Il Decreto Legislativo n. 152 del 03 aprile 2006 – Codice dell’Ambiente – sancisce infatti all’art. 192 che “l’abbandono e il deposito incontrollati di rifiuti sul suolo e nel suolo sono vietati”; all’art. 256 “vieta la gestione dei rifiuti in mancanza delle prescritte procedure di abilitazione”; all’art. 239 cristallizza il principio “chi inquina paga”; più in generale in armonia con la legislazione comunitaria, introduce le norme che governano procedure, modalità e requisiti necessari per il corretto disinquinamento delle aree contaminate.

Pertanto l’Ente proprietario della strada (e, in sua vece, la società concessionaria) ha l’obbligo di provvedere alla pulizia della stessa in modo da non creare danno o pericoli alla circolazione spettando quindi alla detta P.A. procedere alla raccolta dei rifiuti abbandonati da terzi sull’area di sedime della strada a prescindere dalla sussistenza dell’elemento soggettivo del dolo o della colpa del proprietario (T.A.R. Campania Napoli, Sez.
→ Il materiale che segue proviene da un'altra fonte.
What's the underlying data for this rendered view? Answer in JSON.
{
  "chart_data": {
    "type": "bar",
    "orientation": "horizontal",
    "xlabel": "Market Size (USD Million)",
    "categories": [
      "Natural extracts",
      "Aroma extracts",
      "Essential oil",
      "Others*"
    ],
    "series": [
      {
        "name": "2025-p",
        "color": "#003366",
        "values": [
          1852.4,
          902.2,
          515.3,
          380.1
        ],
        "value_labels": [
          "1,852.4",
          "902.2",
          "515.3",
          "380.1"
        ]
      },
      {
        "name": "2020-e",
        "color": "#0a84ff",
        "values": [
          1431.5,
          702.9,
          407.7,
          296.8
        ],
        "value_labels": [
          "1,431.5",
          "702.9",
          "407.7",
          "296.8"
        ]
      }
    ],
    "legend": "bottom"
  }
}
V, Sentenza, 29/07/2011).

In soggetta materia quindi, tra la disciplina di ordine generale contenuta nell’ art. 192 del D.Lgs. n. 152/2006 e quella specifica per i soggetti proprietari e concessionari di strade contenuta nell’ art. 14 del D.Lgs. n. 285/1992, viene ad instaurarsi un rapporto di specialità, contraddistinto dalla sussistenza nell’ordinamento di una norma puntuale che, al fine di garantire la sicurezza e la fluidità della circolazione stradale, impone in via diretta al soggetto proprietario o concessionario della strada di provvedere alla sua pulizia e, quindi, di rimuovere i rifiuti depositati sulla strada medesima e sulle sue pertinenze (Cons. Stato, Sez. II, 13/06/2019, n. 3967 – Cons. Giust. Amm. Sicilia, Sent., (ud. 28/05/2020) 03/06/2020, n. 395).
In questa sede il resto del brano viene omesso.